Key features and best practices:
- Using Microsoft.Extensions.DependencyInjection for DI makes easier for unit testing.
- Single responsibily class
- Custom exceptions, exception handling for most exceptions!
- Singleton cache so that we can fetch data once and use it to make multiple predictions.
- Fetching concurrently for faster performance. Having throttler machanism (using SemaphoreSlim) in order to limit number of parallelism which could potentially cause problems on old machine.

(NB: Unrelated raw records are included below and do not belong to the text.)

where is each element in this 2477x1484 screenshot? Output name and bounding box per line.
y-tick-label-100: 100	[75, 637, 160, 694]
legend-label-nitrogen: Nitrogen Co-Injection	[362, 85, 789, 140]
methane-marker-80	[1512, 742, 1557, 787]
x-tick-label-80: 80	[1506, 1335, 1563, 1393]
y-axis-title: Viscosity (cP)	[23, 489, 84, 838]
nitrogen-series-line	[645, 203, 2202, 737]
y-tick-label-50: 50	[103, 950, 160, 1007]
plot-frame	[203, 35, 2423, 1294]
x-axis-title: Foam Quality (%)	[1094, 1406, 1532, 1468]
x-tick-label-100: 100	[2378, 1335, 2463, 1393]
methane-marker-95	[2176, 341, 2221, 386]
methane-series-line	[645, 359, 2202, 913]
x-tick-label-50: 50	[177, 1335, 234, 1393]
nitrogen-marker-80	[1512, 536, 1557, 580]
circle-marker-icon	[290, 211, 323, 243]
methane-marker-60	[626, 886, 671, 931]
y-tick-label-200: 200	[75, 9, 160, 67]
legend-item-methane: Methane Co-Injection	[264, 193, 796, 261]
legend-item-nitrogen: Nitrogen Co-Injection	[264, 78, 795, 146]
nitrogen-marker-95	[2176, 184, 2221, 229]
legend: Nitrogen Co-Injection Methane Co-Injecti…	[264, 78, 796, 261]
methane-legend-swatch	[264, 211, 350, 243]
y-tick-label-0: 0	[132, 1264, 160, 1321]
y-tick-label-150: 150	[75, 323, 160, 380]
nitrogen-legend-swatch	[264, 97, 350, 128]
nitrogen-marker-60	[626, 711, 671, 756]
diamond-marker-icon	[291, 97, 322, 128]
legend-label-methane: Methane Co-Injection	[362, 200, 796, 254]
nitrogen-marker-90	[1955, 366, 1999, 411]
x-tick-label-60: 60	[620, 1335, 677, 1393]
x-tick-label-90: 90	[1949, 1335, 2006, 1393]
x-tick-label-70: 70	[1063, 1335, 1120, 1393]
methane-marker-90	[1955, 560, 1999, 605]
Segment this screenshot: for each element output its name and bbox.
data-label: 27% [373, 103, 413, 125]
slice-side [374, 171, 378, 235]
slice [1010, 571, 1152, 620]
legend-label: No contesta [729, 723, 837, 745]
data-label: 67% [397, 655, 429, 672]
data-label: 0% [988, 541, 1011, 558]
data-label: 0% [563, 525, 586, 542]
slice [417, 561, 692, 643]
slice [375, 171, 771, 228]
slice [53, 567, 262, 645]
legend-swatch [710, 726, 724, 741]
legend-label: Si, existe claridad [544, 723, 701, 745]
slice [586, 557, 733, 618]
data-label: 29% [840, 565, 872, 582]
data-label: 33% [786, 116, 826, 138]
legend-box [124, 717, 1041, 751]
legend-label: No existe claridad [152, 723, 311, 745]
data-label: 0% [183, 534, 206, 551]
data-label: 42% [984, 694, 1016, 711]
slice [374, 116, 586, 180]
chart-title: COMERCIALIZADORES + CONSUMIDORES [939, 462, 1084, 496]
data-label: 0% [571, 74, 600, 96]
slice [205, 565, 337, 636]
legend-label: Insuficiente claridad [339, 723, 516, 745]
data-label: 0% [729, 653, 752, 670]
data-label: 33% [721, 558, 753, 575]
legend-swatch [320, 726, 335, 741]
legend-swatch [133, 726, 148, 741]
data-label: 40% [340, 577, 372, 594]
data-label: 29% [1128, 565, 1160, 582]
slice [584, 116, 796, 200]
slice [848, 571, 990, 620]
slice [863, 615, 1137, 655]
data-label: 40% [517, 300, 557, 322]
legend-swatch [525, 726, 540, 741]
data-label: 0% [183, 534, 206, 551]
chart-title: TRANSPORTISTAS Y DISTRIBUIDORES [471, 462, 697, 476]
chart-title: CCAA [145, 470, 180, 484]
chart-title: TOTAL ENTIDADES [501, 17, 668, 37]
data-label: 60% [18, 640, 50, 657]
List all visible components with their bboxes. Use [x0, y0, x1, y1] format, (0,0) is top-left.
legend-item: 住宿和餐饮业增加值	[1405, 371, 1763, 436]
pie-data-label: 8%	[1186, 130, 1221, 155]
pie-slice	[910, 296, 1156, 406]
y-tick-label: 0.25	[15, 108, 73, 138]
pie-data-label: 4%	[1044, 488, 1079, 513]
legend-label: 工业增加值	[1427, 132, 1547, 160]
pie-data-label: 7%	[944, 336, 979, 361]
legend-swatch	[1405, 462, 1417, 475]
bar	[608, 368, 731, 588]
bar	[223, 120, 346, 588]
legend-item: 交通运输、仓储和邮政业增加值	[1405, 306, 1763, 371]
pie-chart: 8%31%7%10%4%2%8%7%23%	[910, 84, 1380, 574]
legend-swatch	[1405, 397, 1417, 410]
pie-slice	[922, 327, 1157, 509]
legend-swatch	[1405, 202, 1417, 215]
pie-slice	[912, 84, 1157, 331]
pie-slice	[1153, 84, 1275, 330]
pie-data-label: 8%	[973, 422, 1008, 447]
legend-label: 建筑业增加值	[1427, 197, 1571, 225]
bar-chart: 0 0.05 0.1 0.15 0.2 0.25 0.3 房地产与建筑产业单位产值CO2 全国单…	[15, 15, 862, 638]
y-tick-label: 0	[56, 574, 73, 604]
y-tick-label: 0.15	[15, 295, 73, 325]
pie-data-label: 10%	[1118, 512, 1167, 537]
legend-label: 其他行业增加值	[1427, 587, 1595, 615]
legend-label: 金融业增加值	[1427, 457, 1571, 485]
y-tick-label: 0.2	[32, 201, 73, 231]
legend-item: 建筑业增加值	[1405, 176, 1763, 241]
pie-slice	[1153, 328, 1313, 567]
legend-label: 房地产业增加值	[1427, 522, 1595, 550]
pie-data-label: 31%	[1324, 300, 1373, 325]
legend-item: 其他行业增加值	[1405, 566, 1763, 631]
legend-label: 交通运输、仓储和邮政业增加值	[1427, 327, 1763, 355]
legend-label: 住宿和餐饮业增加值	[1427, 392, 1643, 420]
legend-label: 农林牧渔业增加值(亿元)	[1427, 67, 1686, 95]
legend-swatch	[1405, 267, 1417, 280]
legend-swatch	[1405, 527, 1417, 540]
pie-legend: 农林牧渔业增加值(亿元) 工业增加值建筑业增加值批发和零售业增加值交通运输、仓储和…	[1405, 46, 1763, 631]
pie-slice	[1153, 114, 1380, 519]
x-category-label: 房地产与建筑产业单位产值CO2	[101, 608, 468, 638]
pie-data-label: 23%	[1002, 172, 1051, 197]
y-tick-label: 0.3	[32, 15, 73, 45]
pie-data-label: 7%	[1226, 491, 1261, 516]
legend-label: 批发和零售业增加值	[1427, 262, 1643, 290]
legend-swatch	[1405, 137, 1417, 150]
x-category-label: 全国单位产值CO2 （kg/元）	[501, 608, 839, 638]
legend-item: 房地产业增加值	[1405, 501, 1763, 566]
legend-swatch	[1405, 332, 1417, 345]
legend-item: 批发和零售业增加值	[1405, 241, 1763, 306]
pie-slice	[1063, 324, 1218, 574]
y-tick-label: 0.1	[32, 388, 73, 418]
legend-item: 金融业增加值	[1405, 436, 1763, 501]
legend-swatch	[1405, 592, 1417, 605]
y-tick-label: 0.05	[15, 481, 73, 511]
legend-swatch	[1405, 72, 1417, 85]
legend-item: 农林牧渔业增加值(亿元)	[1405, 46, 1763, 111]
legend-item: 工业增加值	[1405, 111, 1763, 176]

- Unit tests with XUnit, Moq, ApprovalTests.
- Test coverage > 90% of code base.
Additional features:
- Choose new sample size, specifying from date and to date.
- Monthly mode and daily mode: Monthly will accumulate api monthly (getting rates of 15th date of each month), while in daily, rates will be fetch day by day basis. R squared indicator: show how accurate the linear regression is base on input sample.
How accurate is the predictor? How could we make it more accurate?
I Included the R squared in the implementation of the app. R squared is a technique that show the accuracy of linear regression base on the distance of the estimated values and actual values to the mean value. Value of R squared is between 0 and 1. Closer to 1 means more accuracy, closer to 0 means less accuracy. Sample input of 'The predicted currency exchange from USD to TRY for 15/1/2017 is 3.263.' gives R squared: 0.4708, which is not so accurate.
We can make the prediction more accurate by using larger sample size like from 15/1/2016 to 15/12/2018 (monthly). Also, I believe if we want to predict near future (e.g. 2019,2020), we should have recent sample (e.g. 2016,2017,2018) rather than old sample (e.g. 2000,2001).